Individual scientists and artists are likely to be the main winners of grants from the National Endowment for Science, Technology and the Arts.
Helping people to reach their full potential is the first of Nesta's three stated aims. The organisation's role will be fleshed out in the next few weeks when its chairman and trustees meet for the first time.
In its response to the Nesta proposals, the Royal Society advocated supporting creative individuals to develop their talents in whatever direction they choose over five years. The idea is copied from the United States, where MacArthur fellowships are given on the basis of recommendations from about 100 talent scouts whose identities remain secret.
Nesta also aims to turn ideas and innovation into marketable products and services. This could help the organisation, which has Pounds 200 million from the lottery, to raise more cash.
The body is duty-bound to seek gifts of assistance, money, land and other property. It is proposed that anyone who receives funding from Nesta should be required to feed back a proportion of any royalties. However, some senior figures are sceptical about whether any significant amounts of money will be raised in this way.
Projects for the public appreciation of science, technology and the arts will also be supported by Nesta. These could include funding artists-in-residence in research laboratories, building links between scientists and schools or community groups, or setting up touring exhibitions that link science and art.

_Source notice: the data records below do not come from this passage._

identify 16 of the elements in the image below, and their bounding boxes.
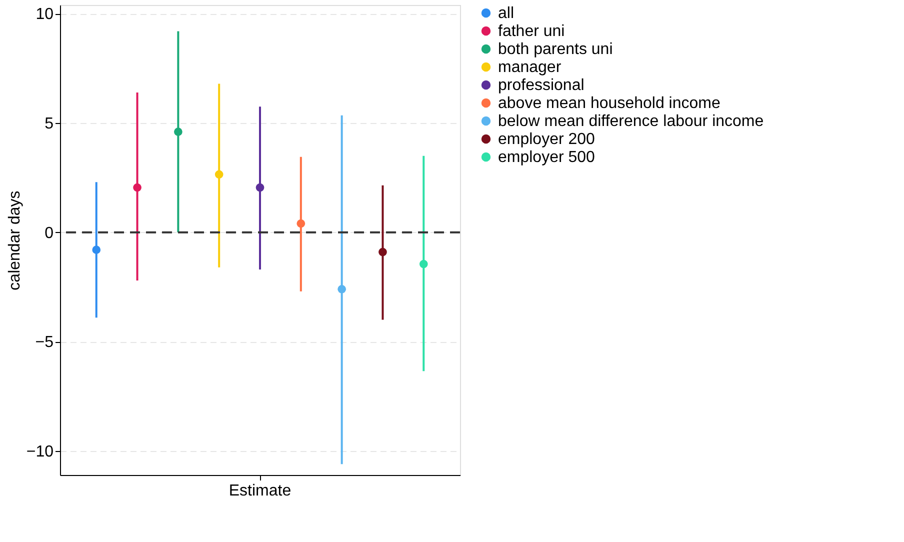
legend-label: both parents uni (498, 41, 613, 58)
legend-label: all (498, 5, 514, 22)
legend-label: employer 200 (498, 131, 596, 148)
y-tick-label: −10 (26, 443, 54, 460)
x-tick-label: Estimate (228, 482, 292, 500)
y-tick-label: 0 (44, 224, 54, 242)
legend-label: employer 500 (498, 149, 596, 166)
y-tick-label: −5 (35, 334, 54, 352)
legend-label: manager (498, 59, 562, 76)
y-tick-label: 5 (44, 116, 54, 133)
legend-label: above mean household income (498, 95, 720, 112)
legend-label: father uni (498, 23, 565, 40)
y-axis-title: calendar days (6, 190, 24, 290)
y-tick-label: 10 (36, 6, 54, 24)
legend-label: professional (498, 77, 584, 94)
legend-label: below mean difference labour income (498, 113, 764, 130)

Nesta will be headed by film-maker and Labour peer Lord Puttnam. Eight trustees have been appointed so far: Chris Evans, a biochemist and entrepreneur; Clive Gillinson, managing director of the London Symphony Orchestra; Francois Matarasso, a researcher on the social impact of the arts and author; Genista McIntosh, executive director of the Royal National Theatre; Dame Bridget Ogilvie, who officially retires as director of the Wellcome Trust in September; Sir Martin Rees, Astronomer Royal and professor of astronomy at the University of Cambridge; Carol Vorderman, television personality; and David Wardell, director of the Intellectual Property Development Confederation.